En ese momento del sermón mi papá me dijo, en un murmullo: No aguanto más, me voy a salir un rato, y mientras monseñor explicaba por qué estaba tan alegre (yo me pregunto si su alegría no sería sincera, y precisamente ocasionada por la dicha de vernos sufrir así), mi papá, y yo nos salimos al atrio de la iglesia de Santa Teresita, en Laureles, y nos quedamos ahí un rato, al sol, bajo el indiferente azul del cielo, en uno de esos días radiantes de diciembre, radiante como García Ordoñez, sin hablar sin oír las palabras del obispo, hasta que las tres del Cuarteto Ellas, durante la comunión, empezaron a cantar las dulces canciones del grupo, y volvimos a entrar, para sentir el único consuelo que se siente en la tristeza, que es el de hundirse más en la tristeza, hasta ya no poderla soportar.

El presente y el pasado de mi familia se partieron ahí, con la devastadora muerte de Marta, y el futuro ya no volvería a ser el mismo para ninguno de nosotros. Digamos que ya no fue posible para nadie volver a ser plenamente feliz, ni siquiera por momentos, porque en el mismo instante en el que nos mirábamos en un rato de felicidad, sabíamos que alguien faltaba, que no estábamos completos, y que entonces no teníamos derecho a estar alegres, porque ya no podía existir la plenitud. Hasta en el límpido cielo del verano habrá siempre en alguna parte del horizonte, para nosotros, una nube negra.

Supe años después que desde esa fecha mi papá y mi mamá no volvieron nunca más a hacer el amor, como si ya esa dicha, también, les hubiera quedado vedada para siempre. Seguían siendo amorosos el uno con el otro, sin duda, en algunas mañanas de domingo en que se demoraban en la cama, y todos lo podíamos ver era su abrazo cálido, fraternal, pero lo que no podíamos ver era que también su plena intimidad se había perdido definitivamente con la muerte de Marta.

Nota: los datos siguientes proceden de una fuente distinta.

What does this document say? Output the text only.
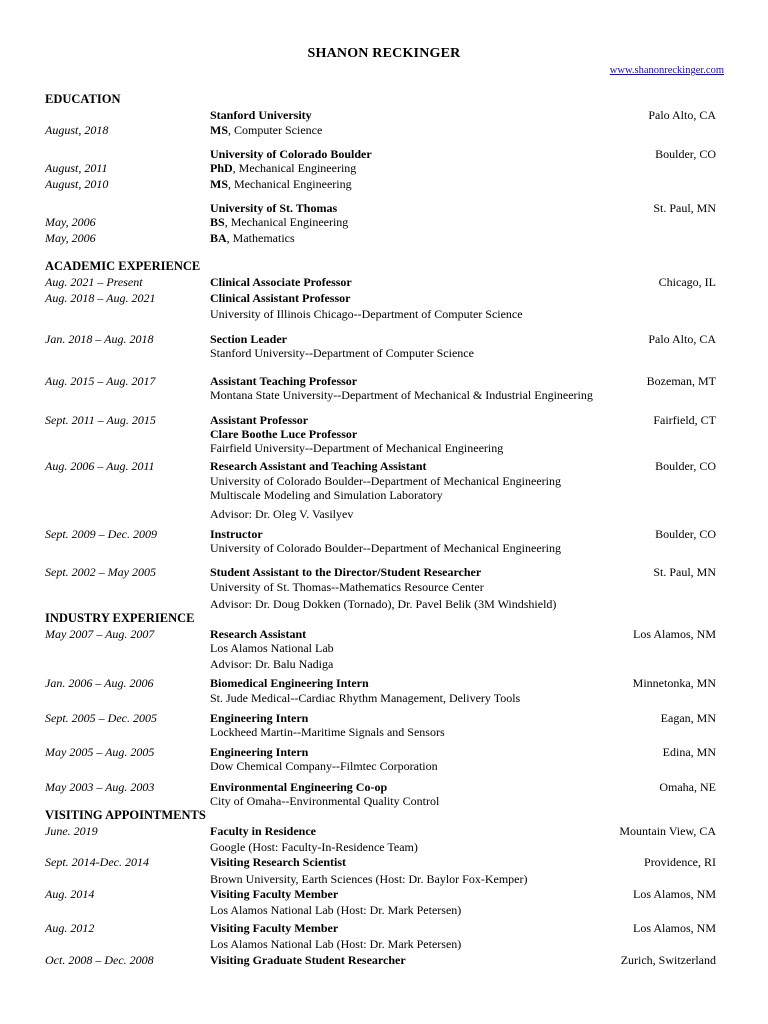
SHANON RECKINGER
www.shanonreckinger.com
EDUCATION
Stanford University	Palo Alto, CA
August, 2018	MS, Computer Science
University of Colorado Boulder	Boulder, CO
August, 2011	PhD, Mechanical Engineering
August, 2010	MS, Mechanical Engineering
University of St. Thomas	St. Paul, MN
May, 2006	BS, Mechanical Engineering
May, 2006	BA, Mathematics
ACADEMIC EXPERIENCE
Aug. 2021 – Present	Clinical Associate Professor	Chicago, IL
Aug. 2018 – Aug. 2021	Clinical Assistant Professor
University of Illinois Chicago--Department of Computer Science
Jan. 2018 – Aug. 2018	Section Leader	Palo Alto, CA
Stanford University--Department of Computer Science
Aug. 2015 – Aug. 2017	Assistant Teaching Professor	Bozeman, MT
Montana State University--Department of Mechanical & Industrial Engineering
Sept. 2011 – Aug. 2015	Assistant Professor	Fairfield, CT
Clare Boothe Luce Professor
Fairfield University--Department of Mechanical Engineering
Aug. 2006 – Aug. 2011	Research Assistant and Teaching Assistant	Boulder, CO
University of Colorado Boulder--Department of Mechanical Engineering
Multiscale Modeling and Simulation Laboratory
Advisor: Dr. Oleg V. Vasilyev
Sept. 2009 – Dec. 2009	Instructor	Boulder, CO
University of Colorado Boulder--Department of Mechanical Engineering
Sept. 2002 – May 2005	Student Assistant to the Director/Student Researcher	St. Paul, MN
University of St. Thomas--Mathematics Resource Center
Advisor: Dr. Doug Dokken (Tornado), Dr. Pavel Belik (3M Windshield)
INDUSTRY EXPERIENCE
May 2007 – Aug. 2007	Research Assistant	Los Alamos, NM
Los Alamos National Lab
Advisor: Dr. Balu Nadiga
Jan. 2006 – Aug. 2006	Biomedical Engineering Intern	Minnetonka, MN
St. Jude Medical--Cardiac Rhythm Management, Delivery Tools
Sept. 2005 – Dec. 2005	Engineering Intern	Eagan, MN
Lockheed Martin--Maritime Signals and Sensors
May 2005 – Aug. 2005	Engineering Intern	Edina, MN
Dow Chemical Company--Filmtec Corporation
May 2003 – Aug. 2003	Environmental Engineering Co-op	Omaha, NE
City of Omaha--Environmental Quality Control
VISITING APPOINTMENTS
June. 2019	Faculty in Residence	Mountain View, CA
Google (Host: Faculty-In-Residence Team)
Sept. 2014-Dec. 2014	Visiting Research Scientist	Providence, RI
Brown University, Earth Sciences (Host: Dr. Baylor Fox-Kemper)
Aug. 2014	Visiting Faculty Member	Los Alamos, NM
Los Alamos National Lab (Host: Dr. Mark Petersen)
Aug. 2012	Visiting Faculty Member	Los Alamos, NM
Los Alamos National Lab (Host: Dr. Mark Petersen)
Oct. 2008 – Dec. 2008	Visiting Graduate Student Researcher	Zurich, Switzerland
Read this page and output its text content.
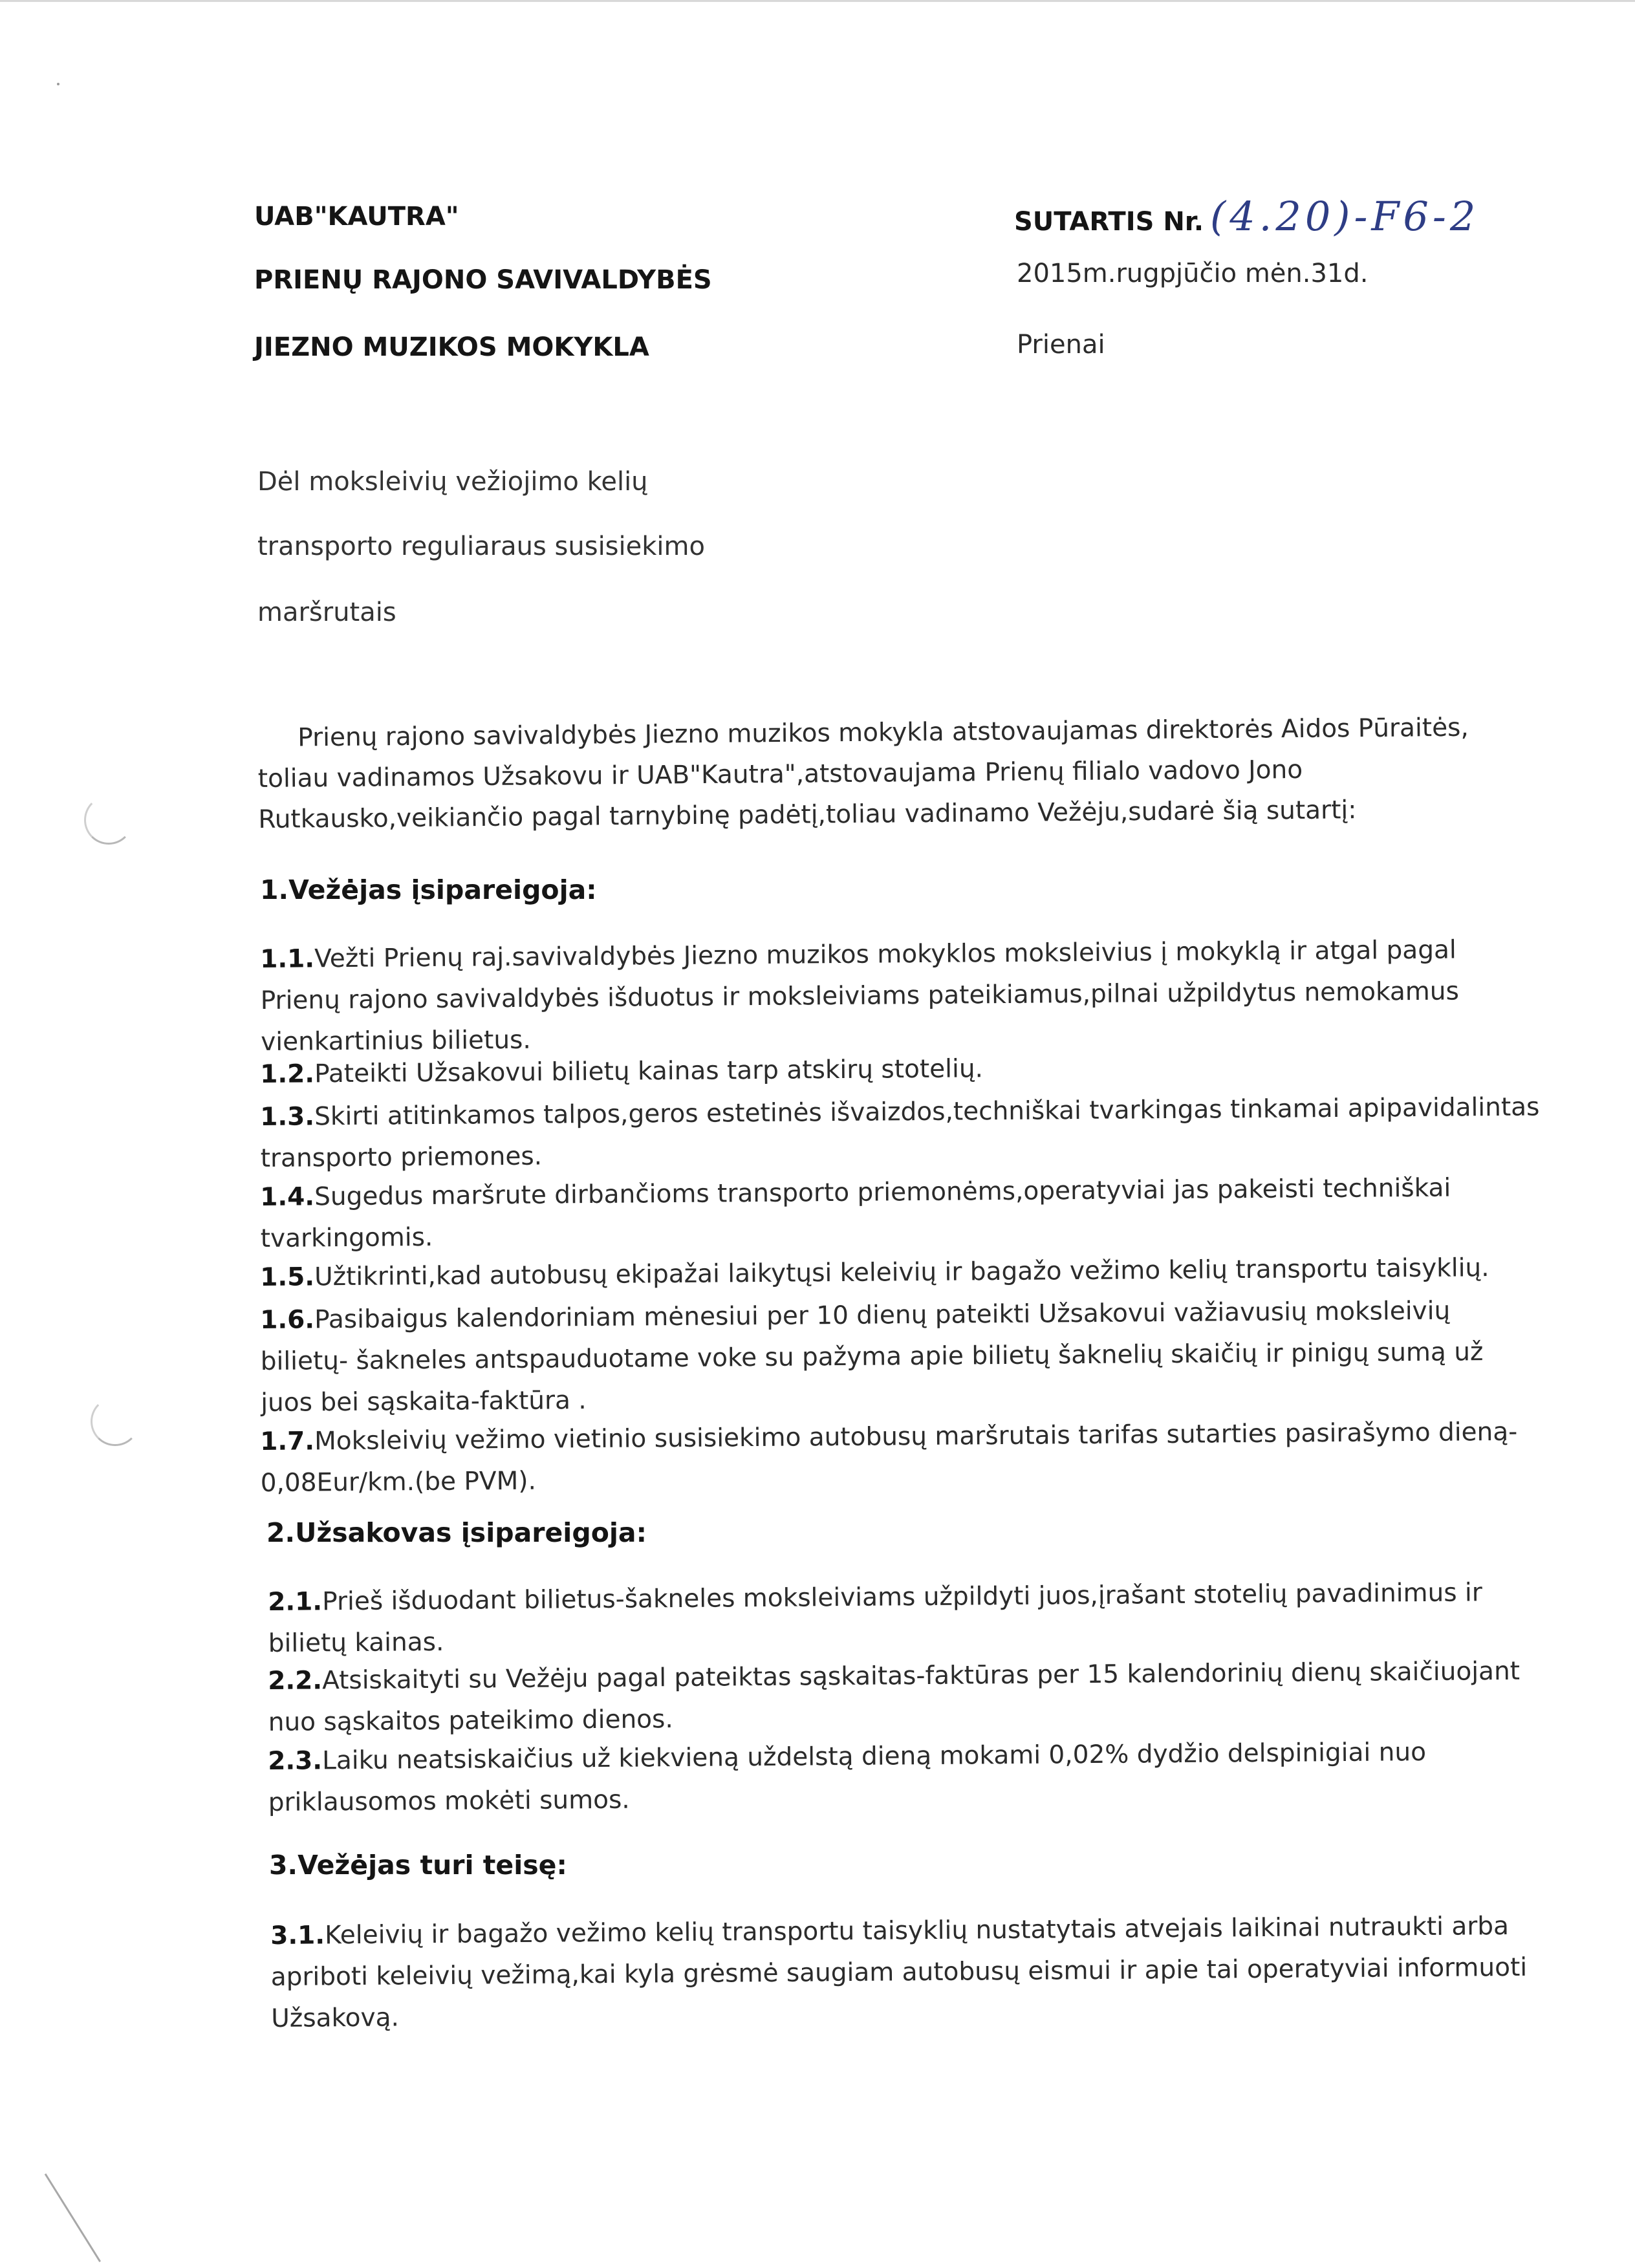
UAB"KAUTRA"
PRIENŲ RAJONO SAVIVALDYBĖS
JIEZNO MUZIKOS MOKYKLA
SUTARTIS Nr. (4.20)-F6-2
2015m.rugpjūčio mėn.31d.
Prienai
Dėl moksleivių vežiojimo kelių
transporto reguliaraus susisiekimo
maršrutais
Prienų rajono savivaldybės Jiezno muzikos mokykla atstovaujamas direktorės Aidos Pūraitės,
toliau vadinamos Užsakovu ir UAB"Kautra",atstovaujama Prienų filialo vadovo Jono
Rutkausko,veikiančio pagal tarnybinę padėtį,toliau vadinamo Vežėju,sudarė šią sutartį:
1.Vežėjas įsipareigoja:
1.1.Vežti Prienų raj.savivaldybės Jiezno muzikos mokyklos moksleivius į mokyklą ir atgal pagal
Prienų rajono savivaldybės išduotus ir moksleiviams pateikiamus,pilnai užpildytus nemokamus
vienkartinius bilietus.
1.2.Pateikti Užsakovui bilietų kainas tarp atskirų stotelių.
1.3.Skirti atitinkamos talpos,geros estetinės išvaizdos,techniškai tvarkingas tinkamai apipavidalintas
transporto priemones.
1.4.Sugedus maršrute dirbančioms transporto priemonėms,operatyviai jas pakeisti techniškai
tvarkingomis.
1.5.Užtikrinti,kad autobusų ekipažai laikytųsi keleivių ir bagažo vežimo kelių transportu taisyklių.
1.6.Pasibaigus kalendoriniam mėnesiui per 10 dienų pateikti Užsakovui važiavusių moksleivių
bilietų- šakneles antspauduotame voke su pažyma apie bilietų šaknelių skaičių ir pinigų sumą už
juos bei sąskaita-faktūra .
1.7.Moksleivių vežimo vietinio susisiekimo autobusų maršrutais tarifas sutarties pasirašymo dieną-
0,08Eur/km.(be PVM).
2.Užsakovas įsipareigoja:
2.1.Prieš išduodant bilietus-šakneles moksleiviams užpildyti juos,įrašant stotelių pavadinimus ir
bilietų kainas.
2.2.Atsiskaityti su Vežėju pagal pateiktas sąskaitas-faktūras per 15 kalendorinių dienų skaičiuojant
nuo sąskaitos pateikimo dienos.
2.3.Laiku neatsiskaičius už kiekvieną uždelstą dieną mokami 0,02% dydžio delspinigiai nuo
priklausomos mokėti sumos.
3.Vežėjas turi teisę:
3.1.Keleivių ir bagažo vežimo kelių transportu taisyklių nustatytais atvejais laikinai nutraukti arba
apriboti keleivių vežimą,kai kyla grėsmė saugiam autobusų eismui ir apie tai operatyviai informuoti
Užsakovą.
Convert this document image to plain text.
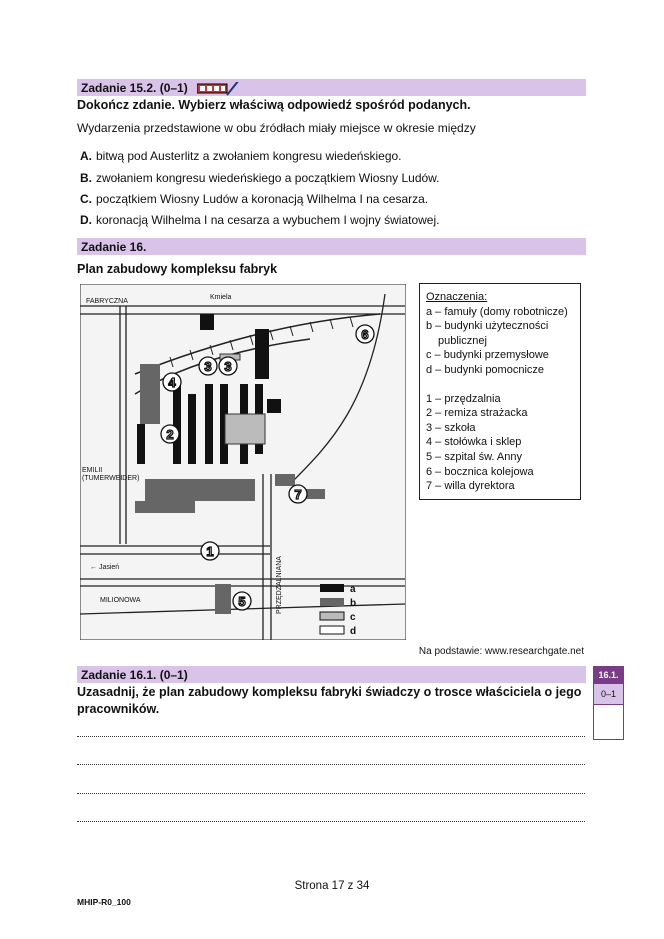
Zadanie 15.2. (0–1)
Dokończ zdanie. Wybierz właściwą odpowiedź spośród podanych.
Wydarzenia przedstawione w obu źródłach miały miejsce w okresie między
A. bitwą pod Austerlitz a zwołaniem kongresu wiedeńskiego.
B. zwołaniem kongresu wiedeńskiego a początkiem Wiosny Ludów.
C. początkiem Wiosny Ludów a koronacją Wilhelma I na cesarza.
D. koronacją Wilhelma I na cesarza a wybuchem I wojny światowej.
Zadanie 16.
Plan zabudowy kompleksu fabryk
6
3 3
4
2
7
1
5
FABRYCZNA
Kmiela
EMILII
(TUMERWEIDER)
← Jasień
MILIONOWA	PRZĘDZALNIANA	a
b
c
d
Oznaczenia:
a – famuły (domy robotnicze)
b – budynki użyteczności
publicznej
c – budynki przemysłowe
d – budynki pomocnicze
1 – przędzalnia
2 – remiza strażacka
3 – szkoła
4 – stołówka i sklep
5 – szpital św. Anny
6 – bocznica kolejowa
7 – willa dyrektora
Na podstawie: www.researchgate.net
Zadanie 16.1. (0–1)
Uzasadnij, że plan zabudowy kompleksu fabryki świadczy o trosce właściciela o jego
pracowników.
16.1.
0–1
Strona 17 z 34
MHIP-R0_100
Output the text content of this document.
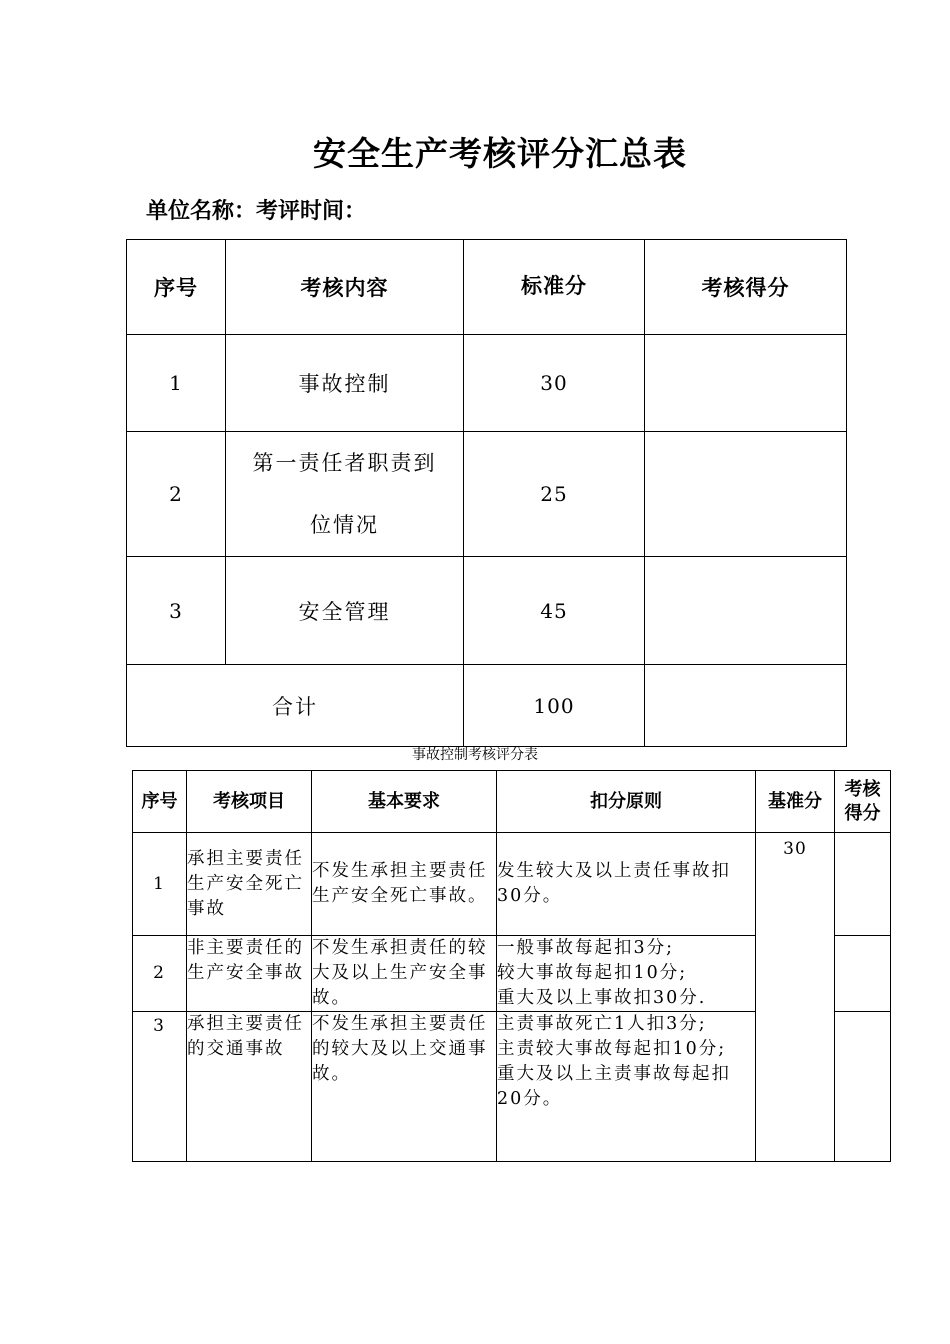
安全生产考核评分汇总表
单位名称：考评时间：
序号	考核内容	标准分	考核得分
1	事故控制	30	
2	第一责任者职责到
位情况	25	
3	安全管理	45	
合计		100	
事故控制考核评分表
序号	考核项目	基本要求	扣分原则	基准分	考核
得分
1	承担主要责任生产安全死亡事故	不发生承担主要责任生产安全死亡事故。	发生较大及以上责任事故扣30分。	30	
2	非主要责任的生产安全事故	不发生承担责任的较大及以上生产安全事故。	一般事故每起扣3分;
较大事故每起扣10分;
重大及以上事故扣30分.		
3	承担主要责任的交通事故	不发生承担主要责任的较大及以上交通事故。	主责事故死亡1人扣3分;
主责较大事故每起扣10分;
重大及以上主责事故每起扣20分。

El 29 de enero de 2006 voy a almorzar, como casi todos los domingos, con mi mamá. Mientras nos estamos tomando en silencio la sopa, ella me suelta esta frase:

-Hoy Marta está cumpliendo cincuenta años.

Mi mamá ha seguido llevándole la cuenta. Mi hermana nunca pasó de los dieciséis años (le faltaba un mes largo para cumplir diecisiete) y es incluso dos años más joven que mi hija mayor, pero mi mamá dice: -Hoy Marta está cumpliendo cincuenta años. Y yo recuerdo la pequeña hoja de oro que mi papá mandó a fundir para los médicos y familiares que la atendieron durante su enfermedad (Borrero, Echeverría, Inés y Eduardo Abad), como agradecimiento. Decía: No es la muerte la que se lleva a los que amamos. Al contrario, los guarda y los fija en su juventud adorable. No es la muerte la que disuelve el amor, es la vida la que disuelve el amor. Fija en su juventud y constante en el amor, ese día, en silencio, mi mamá y yo celebramos sin velas y sin helado los cincuenta años de Marta, esa niña muerta que mi papá, para consolarse, decía que no había existido nunca, que era sólo una hermosa leyenda.